N-central Troubleshooting
Monitor Account activity for HIPAA Compliance
Last Modified
Fri Jan 06 13:20 GMT 2023
Description
Account Activity for a device can generally be found in the Domain Controller Security Log. There are event IDs for different purposes of the activity in the Domain Controller. Here is a link to all the entries within the Security Log:
https://www.ultimatewindowssecurity.com/securitylog/encyclopedia/default.aspx
Environment
All N-able N-central versions
Solution
You can use a Windows Event Log Service to monitor for IDs listed. Generally, for the HIPAA compliance you only need to monitor the following:
| 4614 | A notification package has been loaded by the Security Account Manager |
| 4615 | Invalid use of LPC port |
| 4616 | The system time was changed |
| 4618 | A monitored security event pattern has occurred |
| 4621 | Administrator recovered system from CrashOnAuditFail |
| 4622 | A security package has been loaded by the Local Security Authority |
| 4624 | An account was successfully logged on |
| 4625 | An account failed to log on |
| 4626 | User/Device claims information |
| 4627 | Group membership information |
| 4634 | An account was logged off |
| 4646 | IKE DoS-prevention mode started |
| 4647 | User initiated logoff |
| 4648 | A logon was attempted using explicit credentials |
| 4649 | A replay attack was detect |
However, there may be other events in the security log that would be required by HIPAA Compliance. HIPAA is not very explicit .

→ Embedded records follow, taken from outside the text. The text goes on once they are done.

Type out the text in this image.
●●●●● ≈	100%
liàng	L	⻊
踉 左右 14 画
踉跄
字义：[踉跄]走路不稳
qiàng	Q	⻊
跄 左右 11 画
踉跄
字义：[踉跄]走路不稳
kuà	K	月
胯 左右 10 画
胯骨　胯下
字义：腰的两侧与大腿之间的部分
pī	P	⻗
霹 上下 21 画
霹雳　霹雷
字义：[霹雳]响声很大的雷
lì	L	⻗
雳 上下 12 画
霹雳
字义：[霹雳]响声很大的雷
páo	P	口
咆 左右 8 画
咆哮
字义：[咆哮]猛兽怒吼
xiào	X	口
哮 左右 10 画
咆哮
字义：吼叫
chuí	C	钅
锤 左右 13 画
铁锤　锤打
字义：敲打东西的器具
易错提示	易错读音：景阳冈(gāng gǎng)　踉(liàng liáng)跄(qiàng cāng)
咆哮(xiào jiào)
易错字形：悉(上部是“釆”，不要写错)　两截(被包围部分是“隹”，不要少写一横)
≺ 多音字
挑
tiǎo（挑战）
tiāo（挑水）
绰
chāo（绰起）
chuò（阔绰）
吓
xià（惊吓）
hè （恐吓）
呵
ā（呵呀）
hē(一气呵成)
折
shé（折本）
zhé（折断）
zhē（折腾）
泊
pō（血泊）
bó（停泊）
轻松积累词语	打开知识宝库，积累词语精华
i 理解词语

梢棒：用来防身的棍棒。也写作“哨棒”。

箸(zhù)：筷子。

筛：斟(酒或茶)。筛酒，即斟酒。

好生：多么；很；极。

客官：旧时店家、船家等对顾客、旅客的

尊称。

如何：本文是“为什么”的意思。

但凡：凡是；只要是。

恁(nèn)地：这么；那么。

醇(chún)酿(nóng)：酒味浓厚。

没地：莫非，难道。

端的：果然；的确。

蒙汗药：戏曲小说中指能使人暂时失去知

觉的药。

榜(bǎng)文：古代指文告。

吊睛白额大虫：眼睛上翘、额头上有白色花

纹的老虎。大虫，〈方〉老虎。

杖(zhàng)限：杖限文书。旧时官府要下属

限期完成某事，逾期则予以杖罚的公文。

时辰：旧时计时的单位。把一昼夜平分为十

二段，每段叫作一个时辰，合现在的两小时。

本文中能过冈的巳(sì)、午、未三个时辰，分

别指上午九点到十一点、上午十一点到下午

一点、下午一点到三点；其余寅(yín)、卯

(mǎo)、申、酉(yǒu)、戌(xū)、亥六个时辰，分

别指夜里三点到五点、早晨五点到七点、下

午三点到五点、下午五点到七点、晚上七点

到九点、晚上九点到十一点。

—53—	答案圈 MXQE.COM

You need to understand what IDs would fall into the description of the compliance.
There are two Windows Event Log Services you can use.
Windows Applications and Services Log.
Both are capable of monitoring the ID's listed above. The service are event based service, meaning that when they encounter the ID in the log it will transition the service to failed and then returns to normal. If you create Notification Profiles for the specific instance of this service you will be able to generate a email on the specific event ID and have the sent to appropriate personal.
Disclaimer: Please note, any content posted herein is provided as a suggestion or recommendation to you for your internal use. This is not part of the N-able software or documentation that you purchased from N-able, and the information set forth herein may come from third parties. Your organization should internally review and assess to what extent, if any, such custom scripts or recommendations will be incorporated into your environment. You elect to use third party content at your own risk, and you will be solely responsible for the incorporation of the same, if any.